RESEARCH ARTICLE
Biomethanization of Cattle Manure, Pig Manure and Poultry Manure Mixture in Co-digestion with Waste of Pineapple Fruit and Content of Chicken-Gizzard- Part I: Kinetic and Thermodynamic Modelling Studies
O. A. Aworanti1, S. E. Agarry2, *, O. O. Ogunleye1
Article Information
Identifiers and Pagination:
Year: 2017Volume: 11
First Page: 36
Last Page: 53
Publisher ID: TOBIOTJ-11-36
DOI: 10.2174/1874070701711010036
Article History:
Received Date: 29/01/2017Revision Received Date: 27/03/2017
Acceptance Date: 27/04/2017
Electronic publication date: 29/06/2017
Collection year: 2017
open-access license: This is an open access article distributed under the terms of the Creative Commons Attribution 4.0 International Public License (CC-BY 4.0), a copy of which is available at: (https://creativecommons.org/licenses/by/4.0/legalcode). This license permits unrestricted use, distribution, and reproduction in any medium, provided the original author and source are credited.
Abstract
Background:
The increased energy consumption from fossil fuels with its attendant gas emissions and environmental problems has provided the impetus to exploit new energy source that are renewable and environmentally-friendly.
Objective:
This work focused on the investigation and evaluation of the single or individual effects of feed-inoculum ratio, temperature, and agitation speed (i.e. operating variables) on biomethanization of the mixture of cattle manure, pig manure and poultry manure (mixed animal wastes) co-digested with pineapple fruit waste and content of chicken-gizzard (inoculum) as well as to model the kinetics of biomethanization at these different operating variables and to determine the thermodynamic properties of the biomethanization process.
Method:
The biomethanization experiments were carried out in anaerobic biodigesters at operating variables of feed/inoculums ratio that ranged from 1:1 to 3:1, temperature from 25 to 60°C, and agitation speed from 30 - 70 rpm using one factor at a time (OFAT) method. The biodigesters were incubated for 70 days retention time.
Result:
The feed/inoculum ratio, temperature and agitation speed had positive impact on cumulative biogas yield, biomethane content and start-up time of biomethanization. The cumulative biogas yield and biomethane content achieved with agitation speed of 30 to 70 rpm was respectively higher than the biogas yield and biomethane content attained without agitation. Minimum cumulative biogas yield and biomethane content was respectively obtained with feed/inoculum ratio of 1:1, temperature of 25°C and agitation speed of 70 rpm; while maximum cumulative biogas yield with its biomethane content was attained with feed/inoculum ratios of 1:3 and 3:1, temperature of 60°C and agitation speed of 30 rpm, respectively.

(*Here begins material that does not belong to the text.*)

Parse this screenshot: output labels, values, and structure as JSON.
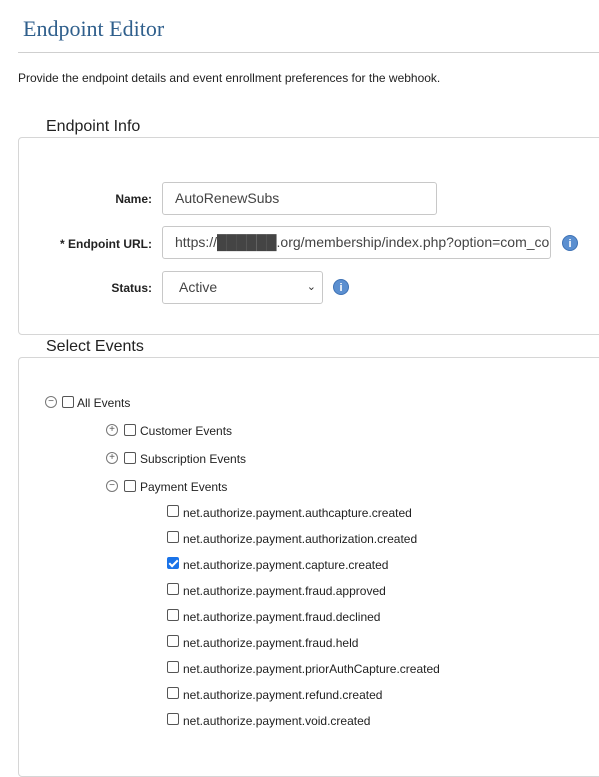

Modified Gompertz and Exponential Rise to Maximum kinetic models fitted very well to the data and thus showed better correlation of cumulative biogas production. The thermodynamic parameters of Gibbs free energy, enthalpy, entropy change and activation energy of biomethanization were estimated and evaluated, and was found that the biomethanization process was thermodynamically feasible, spontaneous and endothermic in nature suggesting hydrogenotrophic methanogenesis pathway. The activation energy of the biomethanization process was found to be 3.324 kJ/ mol. The specific heat capacity at constant volume and constant pressure, specific internal energy and specific enthalpy of the biogas and biomethane content increased with increase in temperature.
Conclusion:
Biogas/biomethane production from the biomethanization of mixed animal wastes co-digested with fruit waste and inoculum is a feasible, viable and sustainable renewable energy option that can be simulated by kinetic models and influenced by operating variables.